Sequence nn completed. A wu contains 30 sequences. Genome only saves after a sequence is completed...
Smp or dublicating the same install to multiple machines...
If you've got multi-cpu, you'll have to run multiple instances of genome. Just put them in different directories. There's no special switch for smp.
If you're copying an already made install, MAKE SURE to DELETE id.dat on all new copies. Also delete the wu with genome -clear
Nonetting, sneakernetting...
Genome's biggest advantage over other projects is that it can re-run the same wu. Genome is using a random number for every re-run, and should therefore not normally make doublets. For this reason, it's very easy to put genome on machines without net-connection, and let them crunch away for days/weeks before uploading the results... If you're running without net-connection, use genome -nonet
Then you will upload, you should move the whole directory to a net-machine... Or if you will keep running, copy the directory (except lock.gah that is locked...), delete csum.#####, output.chi.#####, str.##### (##### is a number, the same for one result) from the no-netteded machine. On the networked machine, run genome -upload
Wu-score
aa stands for AminoAcid, and is how many there's in a wu. This number is showing up then filtering, and it's the number of letters printed after every sequence is done... But the easiest way to find the number of AminoAcids is to look at the number on the 1st line in input.inp
The score to a wu is calculated by:
wu-score = 0.05 * aa + 0.0025 * aa * aa
This is more or less following the cpu-time, but there's some disrepancies.
As a comparison, a machine running Seti will in the same time manage to produce 10x in Genome... Well, an Intel-machine will manage this. AMD is a little faster, so 11x-12x is nearer...
misc info
In Genome, it's the raw cpu-speed that's counting. Cache-size, memory-speed, cpu-multiplier is important in Seti, but not for Genome.
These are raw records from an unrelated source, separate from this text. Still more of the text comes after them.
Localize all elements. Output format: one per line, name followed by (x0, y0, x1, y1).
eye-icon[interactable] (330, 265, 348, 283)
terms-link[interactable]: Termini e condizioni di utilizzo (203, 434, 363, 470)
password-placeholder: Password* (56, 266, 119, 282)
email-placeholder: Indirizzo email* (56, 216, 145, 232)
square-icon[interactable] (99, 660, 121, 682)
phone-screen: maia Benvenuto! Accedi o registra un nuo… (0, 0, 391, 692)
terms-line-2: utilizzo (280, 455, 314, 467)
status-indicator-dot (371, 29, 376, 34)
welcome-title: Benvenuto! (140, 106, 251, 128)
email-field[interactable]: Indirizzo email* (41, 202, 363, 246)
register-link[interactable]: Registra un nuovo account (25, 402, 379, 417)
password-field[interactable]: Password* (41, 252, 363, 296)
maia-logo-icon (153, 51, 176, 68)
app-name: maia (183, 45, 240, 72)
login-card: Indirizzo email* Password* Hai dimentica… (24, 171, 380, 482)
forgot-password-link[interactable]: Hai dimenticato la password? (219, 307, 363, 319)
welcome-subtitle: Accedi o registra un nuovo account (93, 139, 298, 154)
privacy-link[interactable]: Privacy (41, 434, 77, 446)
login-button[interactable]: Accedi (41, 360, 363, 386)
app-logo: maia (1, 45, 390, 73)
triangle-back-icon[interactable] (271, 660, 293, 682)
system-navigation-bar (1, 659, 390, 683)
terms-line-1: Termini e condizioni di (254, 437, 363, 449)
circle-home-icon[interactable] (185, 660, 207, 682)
The only difference is that AMD Athlon/duron/palomino is faster than Intel for the same MHz. There's no performance-hit running multiple instances on smp-machines.
Stats is updated every 3 hours, but due to checking it can take a couple of updates before results is showing up.
Genome-switches, run genome -help
Service-install... Use either FireDaemon or srvany.exe.
Genome is in windows running at priority 4, the same as Seti. A combination with seti will therefore give 50-50-split.
Currently the only clients is win32-cmd and linux.
Huh, sure it got long-winded. Someone should probably put the useful bits up somewhere.